Stanco e scollato il monologo moraleggiante della Littizzetto. Sull'handicap, sull'accanimento contro le rughe, i segni dell'età, le tette mosce (testuale), argomento non proprio freschissimo. Lungo, lungo, lungo. Accompagnato da stanchi applausi e risatine di cortesia, con un guizzo, l'unico che ci è parso spontaneo del pubblico, su indovinate cosa? Ma un "vaffanculo" naturalmente!

Un momento di riscatto con la trovata degli A Cappella All Stars. Ben congegnata, buona musicalmente e divertente l'ammissione di Fazio che stavolta il disturbo lo aveva organizzato lui.

Bene Arbore, che è sempre garbato e piacevole. Poi anche lui sconfina nella festa di piazza: tutti in piedi a battere le mani a tempo, e via con "Come facette mammeta".  Nazionalpopolare.

Come lumache strisciamo in avanti in attesa del sonno che sentiamo arrivare. Ci sorbiamo il non antipatico astronauta Luca Parmitano, che però anche lui, dopo accorti (e nazionalpopolari) accenni culturali al Piccolo Principe, scivola alla fine sulla melassa dell'immensità del cosmo che scompare di fronte all'amore per la famiglia. La sua, naturalmente, ma anche quella di tutti gli altri italiani.

Amen.


Venerdì 21 - LA GARANZIA


La garanzia di ascoltarci un bel po' di canzoni sicuramente belle, perché filtrate e confermate dal tempo. Stasera non stiamo in pensiero: l'unica variante è l'interpretazione. Per il resto, tranquilli: il Club Tenco è responsabile della qualità.

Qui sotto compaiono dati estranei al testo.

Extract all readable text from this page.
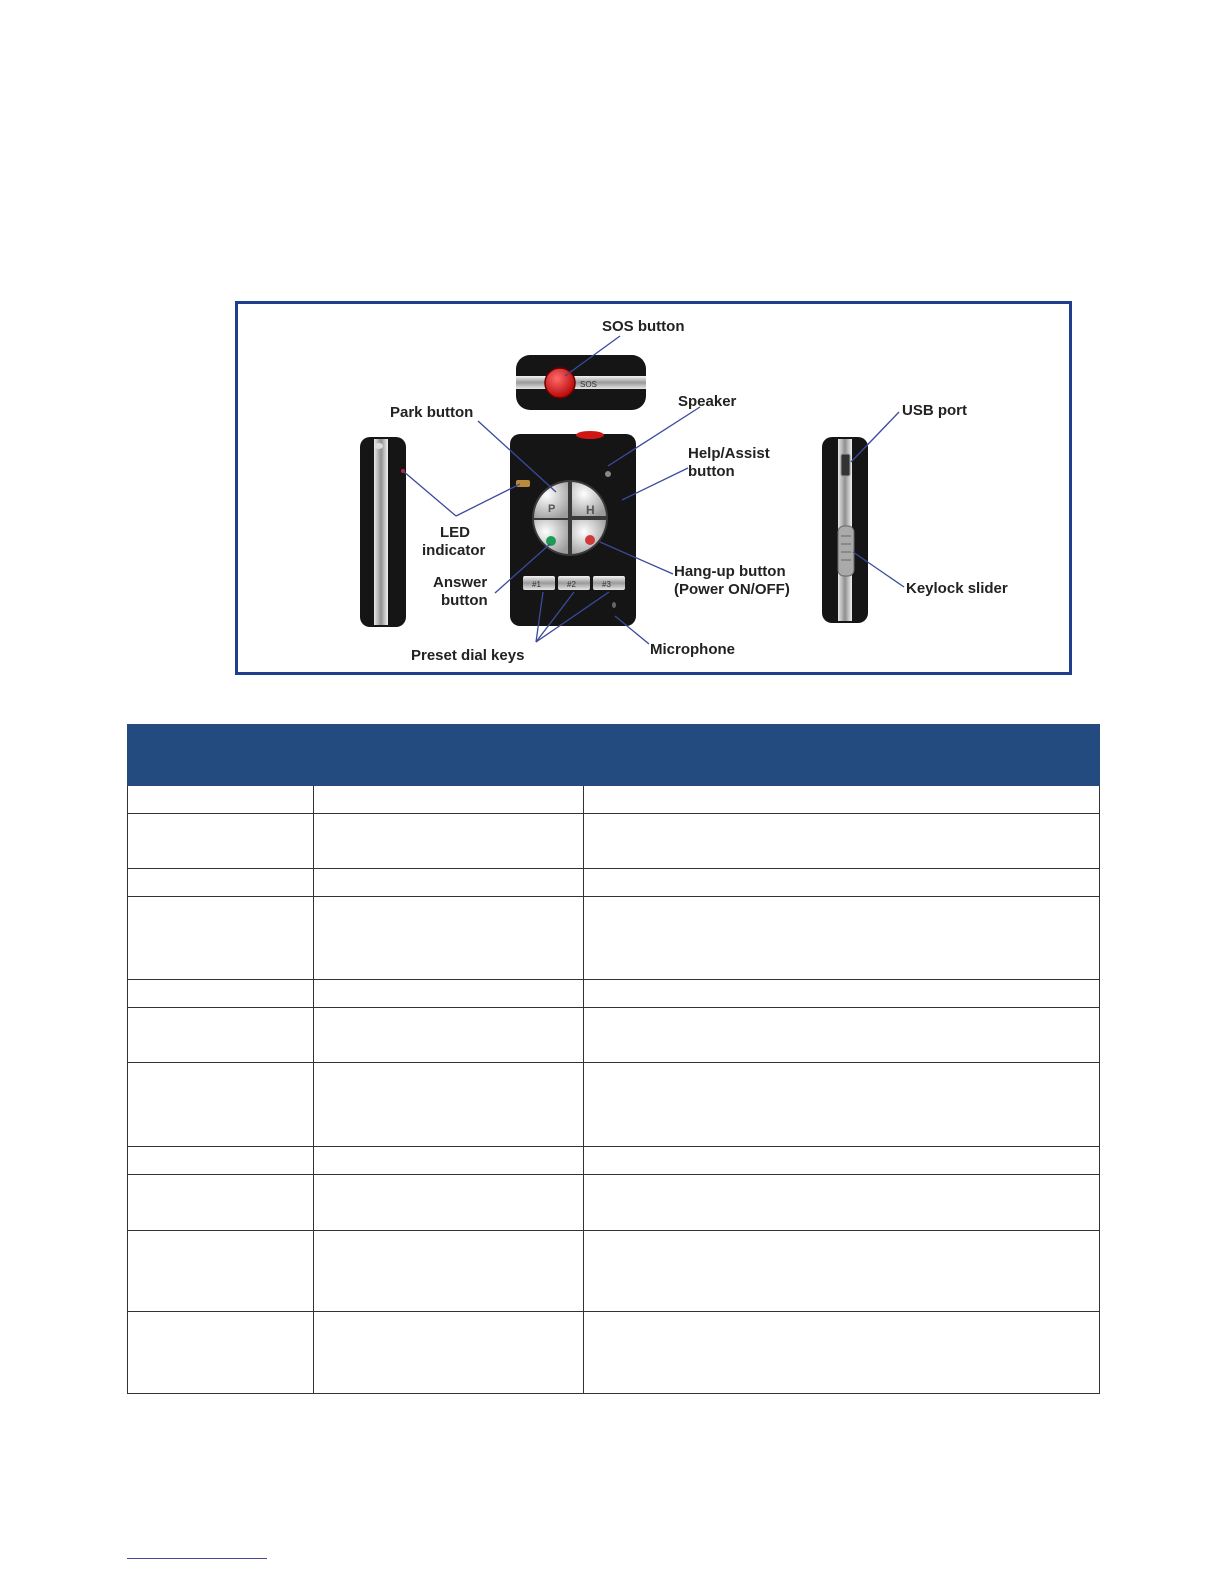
SOS
P	H
#1	#2	#3
SOS button
Speaker
Park button
Help/Assist
button
LED
indicator
Answer
button
Hang-up button
(Power ON/OFF)
Preset dial keys	Microphone
USB port
Keylock slider
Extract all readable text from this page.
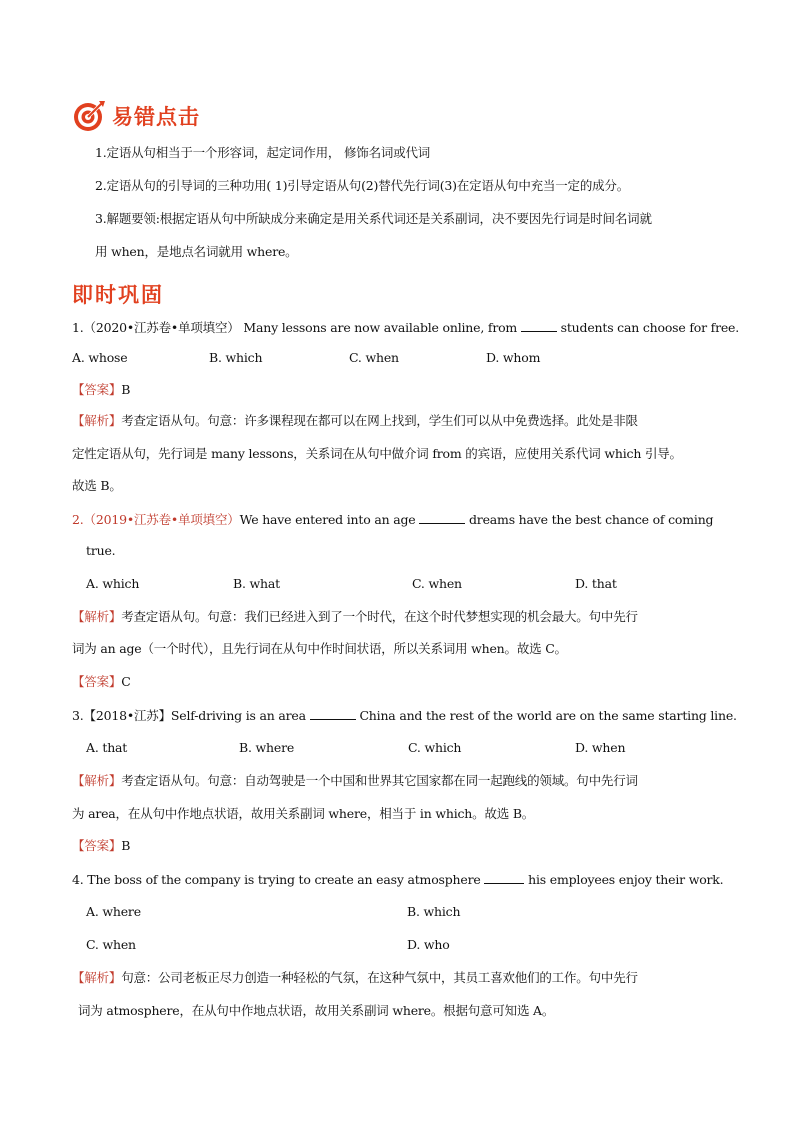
易错点击
1.定语从句相当于一个形容词，起定词作用， 修饰名词或代词
2.定语从句的引导词的三种功用( 1)引导定语从句(2)替代先行词(3)在定语从句中充当一定的成分。
3.解题要领:根据定语从句中所缺成分来确定是用关系代词还是关系副词，决不要因先行词是时间名词就
用 when，是地点名词就用 where。
即时巩固
1.（2020•江苏卷•单项填空） Many lessons are now available online, from	students can choose for free.
A. whose	B. which	C. when	D. whom
【答案】B
【解析】考查定语从句。句意：许多课程现在都可以在网上找到，学生们可以从中免费选择。此处是非限
定性定语从句，先行词是 many lessons，关系词在从句中做介词 from 的宾语，应使用关系代词 which 引导。
故选 B。
2.（2019•江苏卷•单项填空）We have entered into an age	dreams have the best chance of coming
true.
A. which	B. what	C. when	D. that
【解析】考查定语从句。句意：我们已经进入到了一个时代，在这个时代梦想实现的机会最大。句中先行
词为 an age（一个时代），且先行词在从句中作时间状语，所以关系词用 when。故选 C。
【答案】C
3.【2018•江苏】Self-driving is an area	China and the rest of the world are on the same starting line.
A. that	B. where	C. which	D. when
【解析】考查定语从句。句意：自动驾驶是一个中国和世界其它国家都在同一起跑线的领域。句中先行词
为 area，在从句中作地点状语，故用关系副词 where，相当于 in which。故选 B。
【答案】B
4. The boss of the company is trying to create an easy atmosphere	his employees enjoy their work.
A. where	B. which
C. when	D. who
【解析】句意：公司老板正尽力创造一种轻松的气氛，在这种气氛中，其员工喜欢他们的工作。句中先行
词为 atmosphere，在从句中作地点状语，故用关系副词 where。根据句意可知选 A。
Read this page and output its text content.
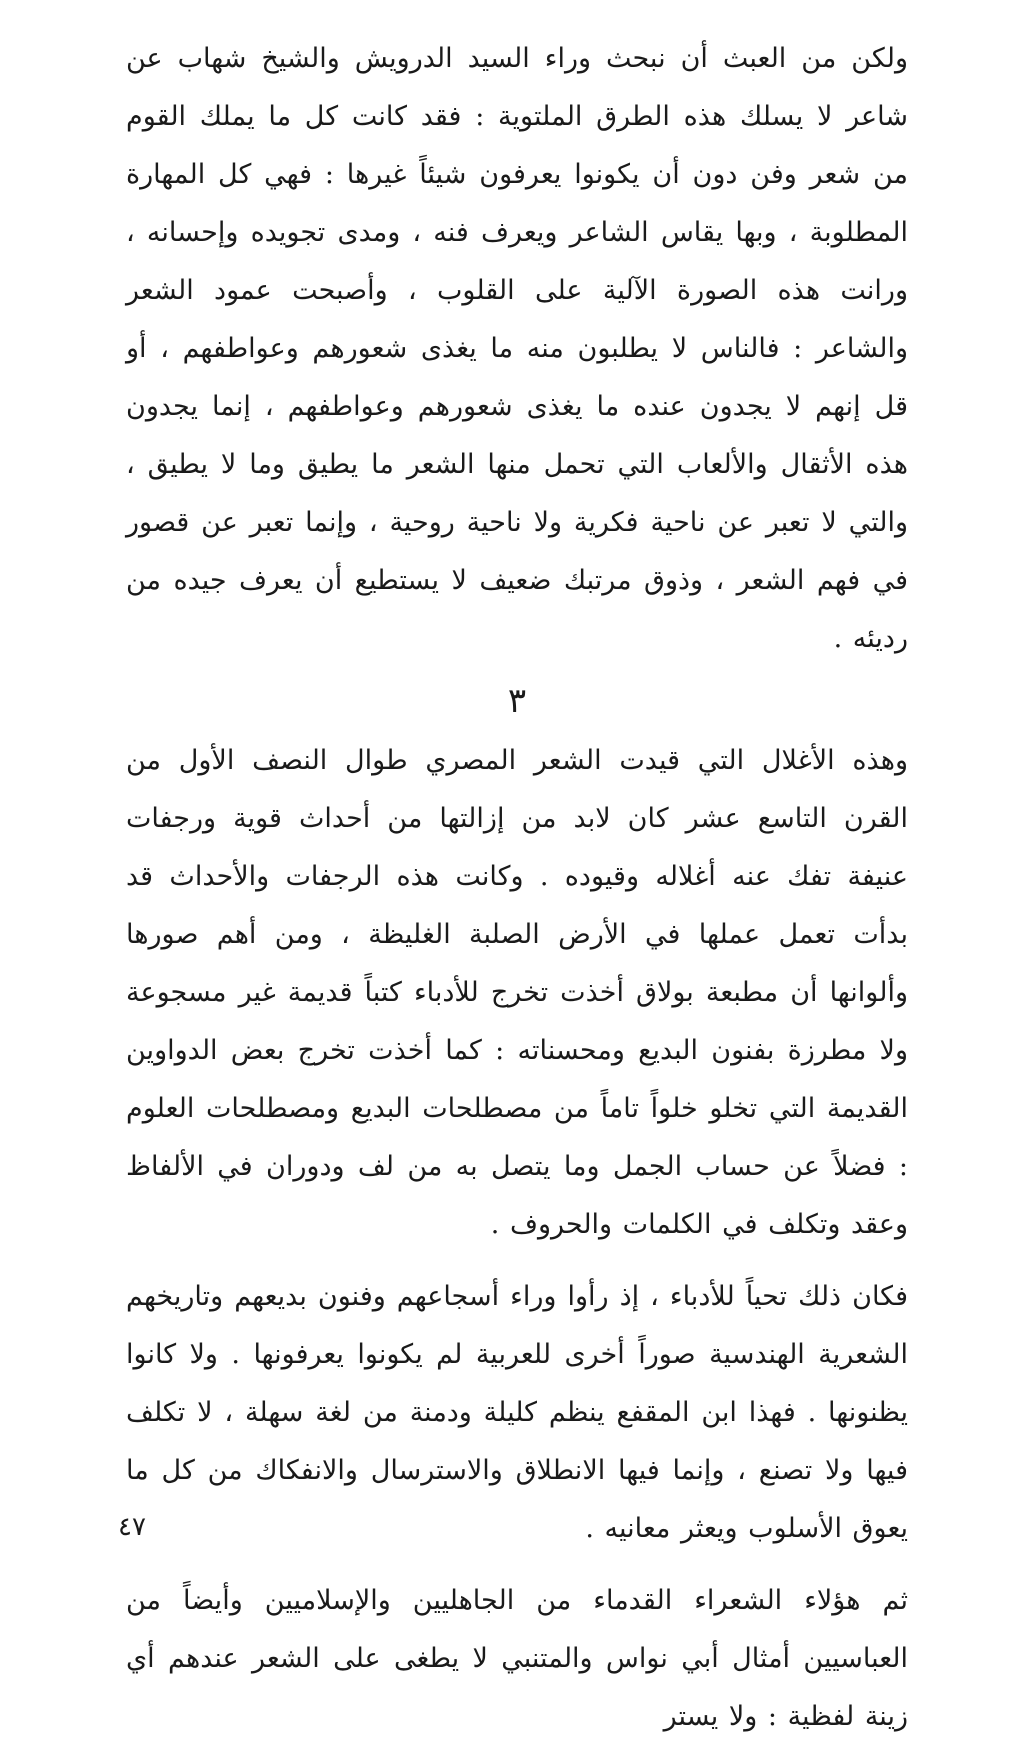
ولكن من العبث أن نبحث وراء السيد الدرويش والشيخ شهاب عن شاعر لا يسلك هذه الطرق الملتوية : فقد كانت كل ما يملك القوم من شعر وفن دون أن يكونوا يعرفون شيئاً غيرها : فهي كل المهارة المطلوبة ، وبها يقاس الشاعر ويعرف فنه ، ومدى تجويده وإحسانه ، ورانت هذه الصورة الآلية على القلوب ، وأصبحت عمود الشعر والشاعر : فالناس لا يطلبون منه ما يغذى شعورهم وعواطفهم ، أو قل إنهم لا يجدون عنده ما يغذى شعورهم وعواطفهم ، إنما يجدون هذه الأثقال والألعاب التي تحمل منها الشعر ما يطيق وما لا يطيق ، والتي لا تعبر عن ناحية فكرية ولا ناحية روحية ، وإنما تعبر عن قصور في فهم الشعر ، وذوق مرتبك ضعيف لا يستطيع أن يعرف جيده من رديئه .

٣

وهذه الأغلال التي قيدت الشعر المصري طوال النصف الأول من القرن التاسع عشر كان لابد من إزالتها من أحداث قوية ورجفات عنيفة تفك عنه أغلاله وقيوده . وكانت هذه الرجفات والأحداث قد بدأت تعمل عملها في الأرض الصلبة الغليظة ، ومن أهم صورها وألوانها أن مطبعة بولاق أخذت تخرج للأدباء كتباً قديمة غير مسجوعة ولا مطرزة بفنون البديع ومحسناته : كما أخذت تخرج بعض الدواوين القديمة التي تخلو خلواً تاماً من مصطلحات البديع ومصطلحات العلوم : فضلاً عن حساب الجمل وما يتصل به من لف ودوران في الألفاظ وعقد وتكلف في الكلمات والحروف .

فكان ذلك تحياً للأدباء ، إذ رأوا وراء أسجاعهم وفنون بديعهم وتاريخهم الشعرية الهندسية صوراً أخرى للعربية لم يكونوا يعرفونها . ولا كانوا يظنونها . فهذا ابن المقفع ينظم كليلة ودمنة من لغة سهلة ، لا تكلف فيها ولا تصنع ، وإنما فيها الانطلاق والاسترسال والانفكاك من كل ما يعوق الأسلوب ويعثر معانيه .

ثم هؤلاء الشعراء القدماء من الجاهليين والإسلاميين وأيضاً من العباسيين أمثال أبي نواس والمتنبي لا يطغى على الشعر عندهم أي زينة لفظية : ولا يستر

٤٧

Dopo un patetico siparietto, nella solita anteprima, di poveracci che fanno i sosia di Pavarotti e di Venditti, e ci credono, comincia lo spettacolo con big o meno big che provano, rischiando molto e non riuscendoci troppo spesso, a rifare brani famosi del passato.

Apre Mengoni, che va a riesumare "Io che amo solo te". Non ha la malinconia, e soprattutto la voce di Endrigo.

E da qui parte una bella sfilza di audaci sfide che vi risparmieremo, salvo comunicarvi la seguente nostra classifica: il migliore, Ron con "Cara" di Dalla; il peggiore Gualazzi con "Nel blu" di Modugno; la più bella schiena del festival, Simona Molinari, insieme a Rubino in "Non arrossire"; la più ricca bigiotteria, i chili di anelli, braccialetti, collane che bardano Renga in "Un giorno credi"; il momento più inquietante in "Il mare d'inverno", il duetto Ferreri - Haber con quest'ultimo in stato confusionale e camicia aperta da vecchio playboy su un decolletè grigio che sarebbe stato meglio celato sotto una cravatta ben stretta.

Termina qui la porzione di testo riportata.